巻頭言

2022.10.01
巻頭言

ベスト10月号 巻頭言を掲載しました

自分のすべきこととして警護問題を考えよう
~ポイントは情報収集力の向上~

株式会社日本公法 代表取締役社長
麗澤大学名誉教授
元中国管区警察局長
元警察庁教養課長
元警察大学校教官教養部専門講師
大貫 啓行

 警護の失敗は、警察の責務がストレートに問われ、警察の在り方に関わる深刻な問題となる。安倍元首相の参院選応援演説中の銃撃死亡事件は、警護の在り方に関して多くの反省点を突き付けた。警察庁は総力を挙げて問題点を点検、改善すべき諸点を提示した。提案された事項は、警護員練度向上策、資器材、警護計画など多方面にわたり、いずれも早急に実施されることを期待したい。
 昇任試験対策としても、全ての警察官に共通する警護関連の情報収集が重要となる。警護に携わったことのない者であっても、対岸の火事ではなく、他山の石としなければならない。

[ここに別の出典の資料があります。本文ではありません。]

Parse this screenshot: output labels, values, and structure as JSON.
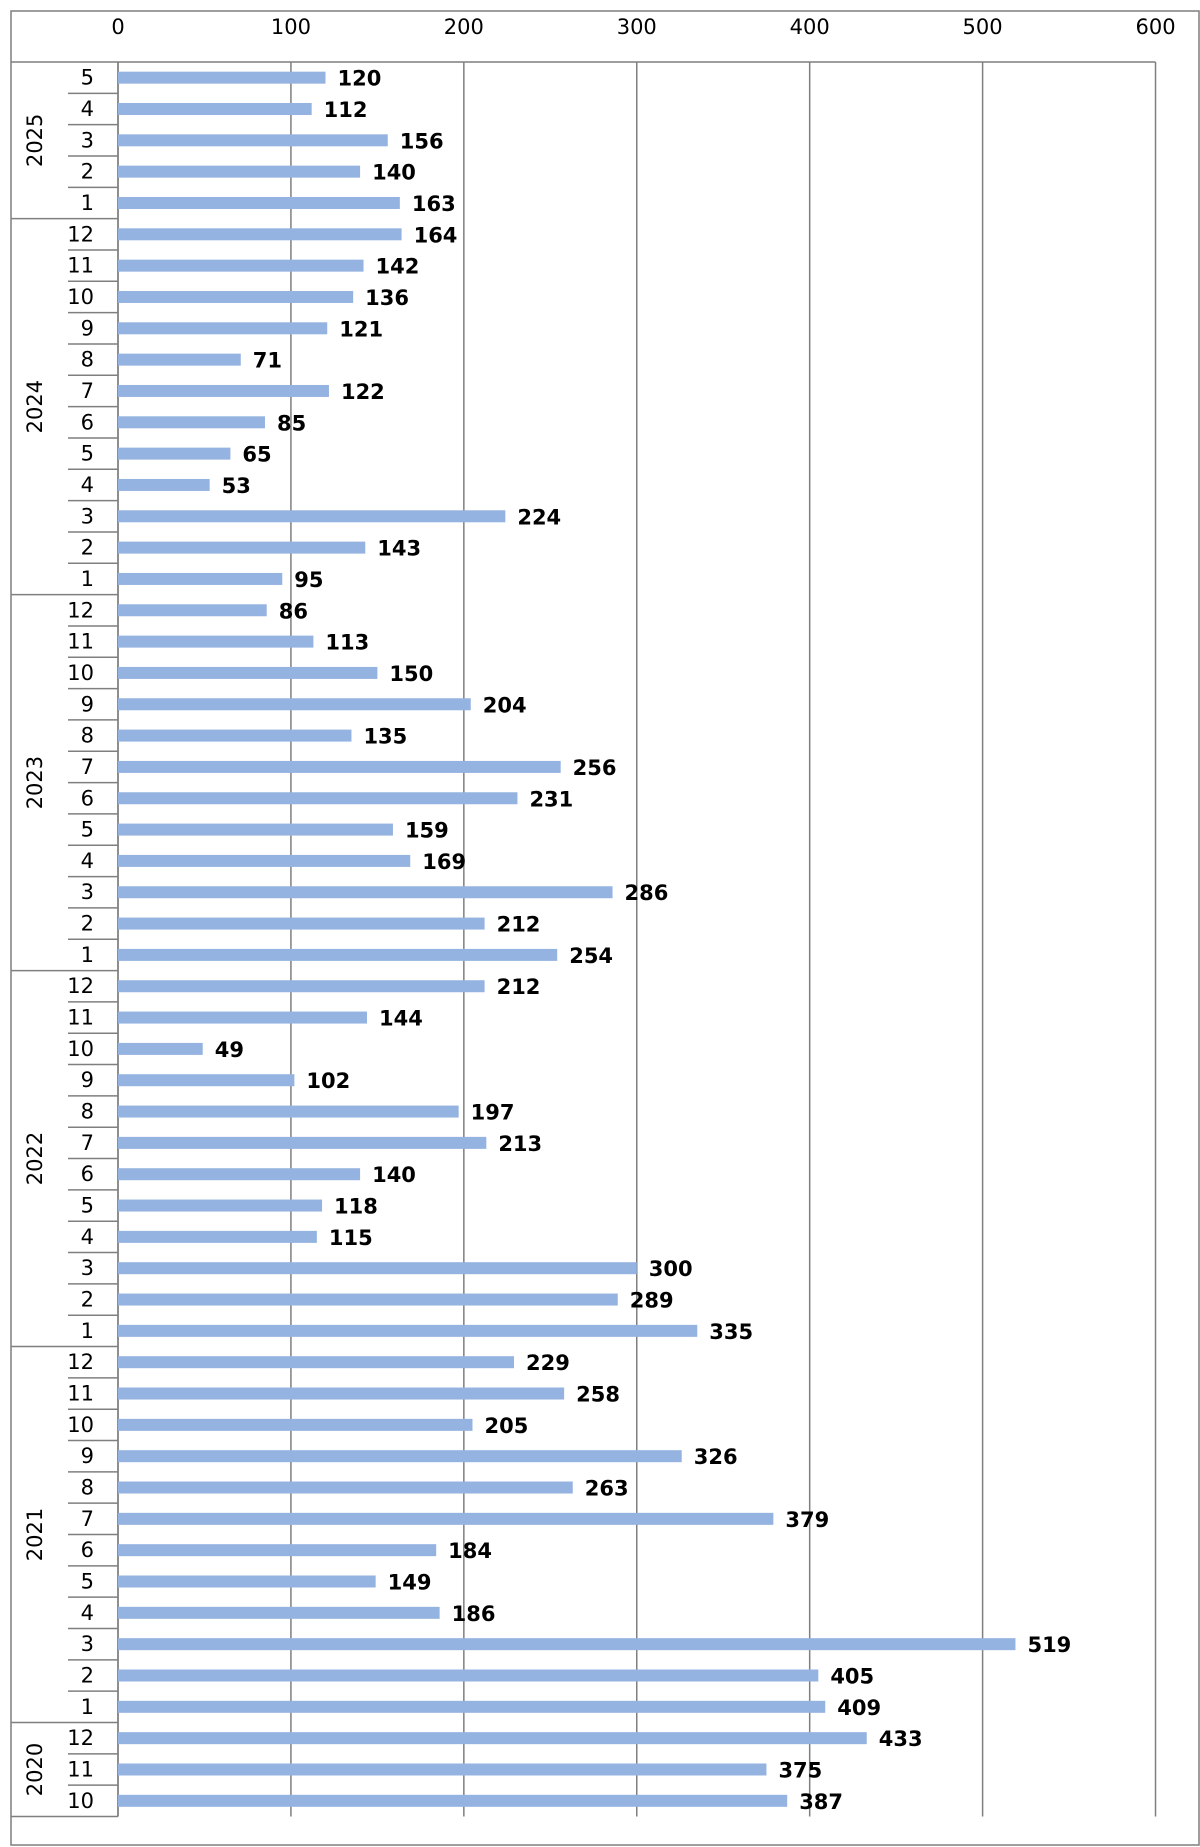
{
  "chart_data": {
    "type": "bar",
    "orientation": "horizontal",
    "title": "",
    "xlabel": "",
    "ylabel": "",
    "xlim": [
      0,
      600
    ],
    "x_ticks": [
      0,
      100,
      200,
      300,
      400,
      500,
      600
    ],
    "grid": true,
    "legend": "none",
    "bar_color": "#95B3E0",
    "grid_color": "#7F7F7F",
    "groups": [
      {
        "label": "2025",
        "categories": [
          "5",
          "4",
          "3",
          "2",
          "1"
        ],
        "values": [
          120,
          112,
          156,
          140,
          163
        ]
      },
      {
        "label": "2024",
        "categories": [
          "12",
          "11",
          "10",
          "9",
          "8",
          "7",
          "6",
          "5",
          "4",
          "3",
          "2",
          "1"
        ],
        "values": [
          164,
          142,
          136,
          121,
          71,
          122,
          85,
          65,
          53,
          224,
          143,
          95
        ]
      },
      {
        "label": "2023",
        "categories": [
          "12",
          "11",
          "10",
          "9",
          "8",
          "7",
          "6",
          "5",
          "4",
          "3",
          "2",
          "1"
        ],
        "values": [
          86,
          113,
          150,
          204,
          135,
          256,
          231,
          159,
          169,
          286,
          212,
          254
        ]
      },
      {
        "label": "2022",
        "categories": [
          "12",
          "11",
          "10",
          "9",
          "8",
          "7",
          "6",
          "5",
          "4",
          "3",
          "2",
          "1"
        ],
        "values": [
          212,
          144,
          49,
          102,
          197,
          213,
          140,
          118,
          115,
          300,
          289,
          335
        ]
      },
      {
        "label": "2021",
        "categories": [
          "12",
          "11",
          "10",
          "9",
          "8",
          "7",
          "6",
          "5",
          "4",
          "3",
          "2",
          "1"
        ],
        "values": [
          229,
          258,
          205,
          326,
          263,
          379,
          184,
          149,
          186,
          519,
          405,
          409
        ]
      },
      {
        "label": "2020",
        "categories": [
          "12",
          "11",
          "10"
        ],
        "values": [
          433,
          375,
          387
        ]
      }
    ]
  }
}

 警護体制は重大事件を受けて改善・充実されてきた。例えば、岸首相の官邸内での刺傷、3か月後浅沼稲次郎社会党委員長の演説中の刺殺(1960年)、ライシャワー駐日米大使刺傷(1964年)などを受けて、警視庁で警護課が独立した。そして、武道館での佐藤栄作元首相国葬において三木首相が殴打されたこと(1975年)を受けて、警視庁警護課にSPが創設された。今回は、今のところ新たな組織の提案はないようだ。警護担当者増員や研修などでの改善などが強調されている。

 私は、今回の事件について、警護における情報収集力向上策が最大の問題だと考えている。
 社会全体で、人間のつながりが希薄になり、問題ある人物の情報が警察に伝わりにくくなっている。警察の情報収集力が劣化しているのである。
 犯人は、犯行前日の早朝、宗教施設に向け、銃を試射しており、近所住民は、大きな異様な音を聞いている。そして、銃を大きなかばんに入れ、安倍元首相を追いかけて岡山まで新幹線で移動していたという。また、犯人マンション内での異様なノコギリ音を、近隣の人が「何をしているのだろう?」と感じていた。さらには、強い恨みや犯行を匂わす投稿が当該宗教団体追及サイトに書き込まれてもいた。残念なことに、警察が事前にこれらに気付くこともなかったのだった。

 警護には事前の情報収集が求められる。この情報収集には万全ということはなく、警察だけでできることでもない。つまり、安全安心向上策には、社会全体としての情報収集力が大きく影響してくる。警察官は、どの係であっても、自分の立場で、情報収集力向上のために何ができるかを考えてみてもらいたい。昇任試験では、そうした姿勢での具体的な取り組みが求められる。警護は専門係の問題だけではない。

 巡回連絡、職質での改善点は多い。銃製造に関係する材料、サイトなどへの留意も欠かせない。ネット上での情報収集に関しては、専門係の増強などが検討されるだろう。私は、民間の協力が要になると思う。サイバー関係における協力者の力の結集・組織化などを検討すべきだと思うのだ。ウクライナ戦争において、サイバー面で民間協力を受けて戦力化することが効果的であったことに見習いたい。ネットを活用した警察への情報提供を求めることなども有望ではないだろうか。若い皆さんの様々な提案に期待したい。